Books interview: Marilynne Robinson

The Pulitzer prizewinning novelist and academic on Robert Louis Stevenson, Piers the Plowman and buttered egg

December 17, 2015
Marilynne Robinson, University of Iowa

Which book captivated you most as a child?
So many books captivated me then – it was wonderful. I remember with particular fondness Kidnapped, by Robert Louis Stevenson. I remember being very moved by the kindness of the man who tells the boy hero that he is not actually stranded on an island, that he could wade ashore. I don’t remember how the boy got there. I remember his eating raw mussels, and then when he had fallen in with some sailors, going off to a tavern to eat buttered eggs – which still sounds wonderful to me, though I have never tasted it, so far as I know. Hal and Falstaff breakfast on it, and it is the name of a pretty weed that grows in Massachusetts. These associations support the memory of the book, I think, and make it fragmentary but rooted. I also loved The Yearling, by Marjorie Kinnan Rawlings, especially the opening scene of the boy hero lying on his belly watching a stream. I suspect I may have borrowed moments like these for my female characters.

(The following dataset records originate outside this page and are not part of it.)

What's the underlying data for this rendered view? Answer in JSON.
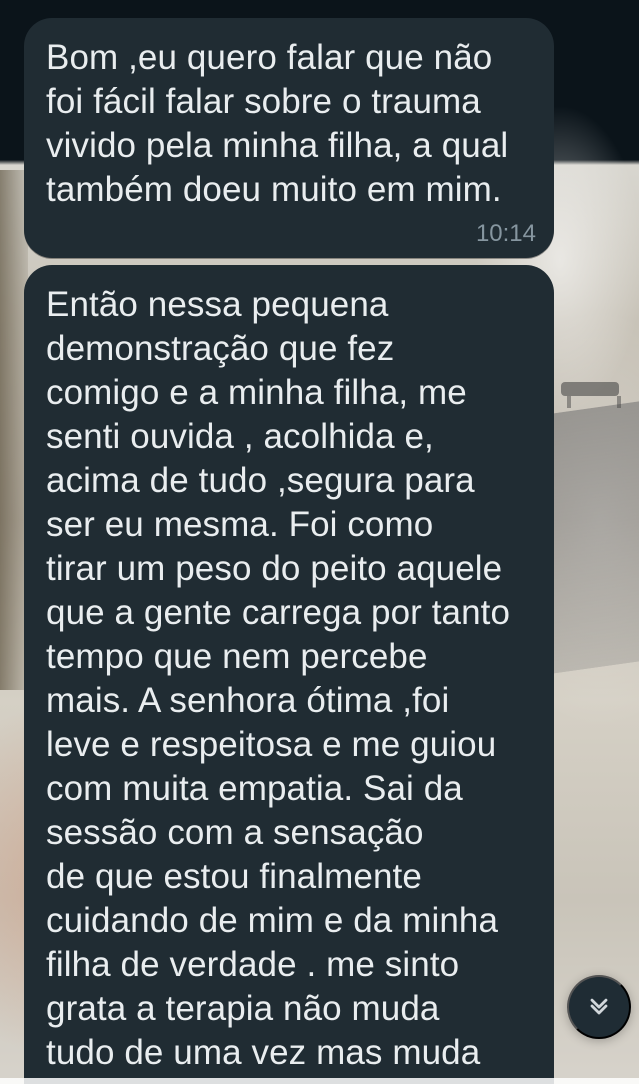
{
  "messages": [
    {
      "text": "Bom ,eu quero falar que não\nfoi fácil falar sobre o trauma\nvivido pela minha filha, a qual\ntambém doeu muito em mim.",
      "time": "10:14"
    },
    {
      "text": "Então nessa pequena\ndemonstração que fez\ncomigo e a minha filha, me\nsenti ouvida , acolhida e,\nacima de tudo ,segura para\nser eu  mesma. Foi como\ntirar um peso do peito aquele\nque a gente carrega por tanto\ntempo que nem percebe\nmais. A senhora ótima ,foi\nleve e  respeitosa e me guiou\ncom muita empatia. Sai da\nsessão com a sensação\nde que estou finalmente\ncuidando de mim e da minha\nfilha de verdade .  me sinto\ngrata a terapia não muda\ntudo de uma vez mas muda"
    }
  ],
  "ui": {
    "scroll_down_icon": "double-chevron-down-icon"
  },
  "colors": {
    "bubble_bg": "#202c33",
    "text_primary": "#e9edef",
    "text_meta": "#8696a0",
    "fab_bg": "#1f2c34",
    "fab_icon": "#d1d7db"
  }
}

Which of your own books are you proudest of?
I am proud of all my books, because I feel disloyal when I seem to favour some over others. I know this is not a reasonable response to your question, but a book is a particular kind of commitment, and real bonding goes on. I love best, for the moment at least, the one that seems to have been slighted by critics, but that changes and evens out over time. In America, at least, Home seems to be finding a larger audience than it had found in previous years.

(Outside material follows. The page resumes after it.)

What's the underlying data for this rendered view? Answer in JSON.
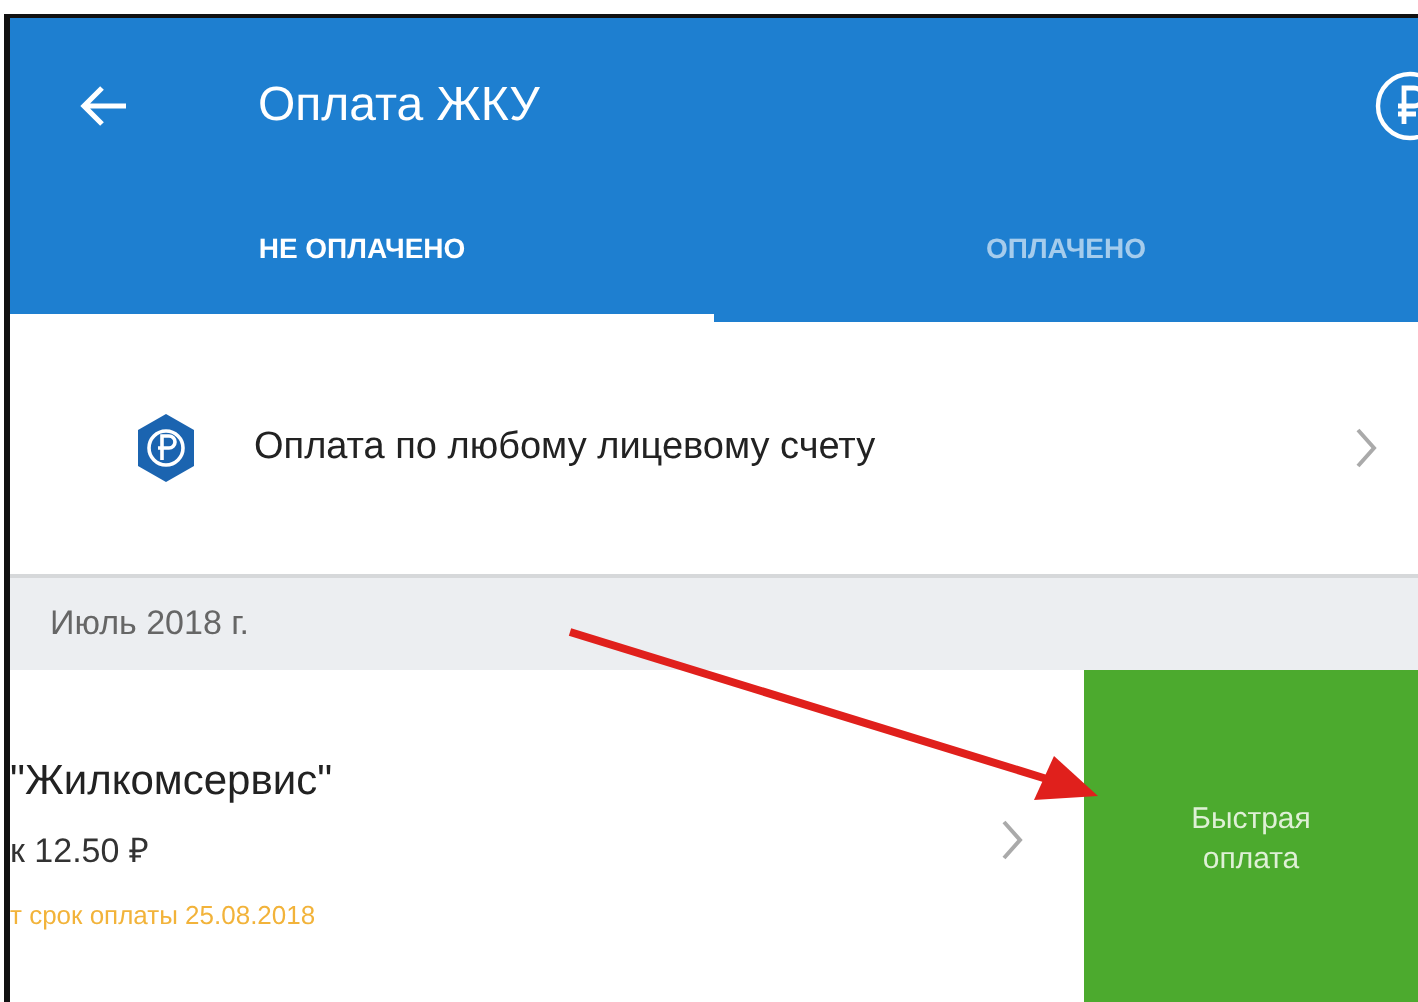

Would you care to name a book, other than the Bible, that has been most inspiring with respect to your own faith?
I happened to reread Piers the Plowman, which had been required reading in graduate school, and which I therefore failed to appreciate. It has moments of great spiritual generosity, not a thing I would have expected in such an early work, and, for that matter, nothing I would necessarily expect now.

Thinking of your work as an academic who teaches creative writing, what books have you found most valuable to you and to your students?
I have never used a book about writing, for myself, or in teaching. In my workshop we talk only about the writing students themselves have submitted. I forbid allusions to other writers, however estimable. Even Chekhov is banned. I want the students to see what they come up with, without formulae or models. (Of course their heads are full of books. But I don’t find comparisons useful so I discourage them.)

Which books are you presently reading, or are on your desk waiting to be read?
Two books waiting to be read are Beyond the University: Why Liberal Education Matters, by Michael S. Roth, and Stuff Matters: The Strange Stories of the Marvellous Materials that Shape Our Man-made World, by Mark Miodownik. I have actually read a little way into the second one. It sensitises me to the experience of the ordinary physical environment, always an interest of mine.

Marilynne Robinson is the F. Wendell Miller professor of English and creative writing at the University of Iowa, and winner of the Pulitzer Prize in 2005 for her novel Gilead. She is author, most recently, of The Givenness of Things: Essays (Virago).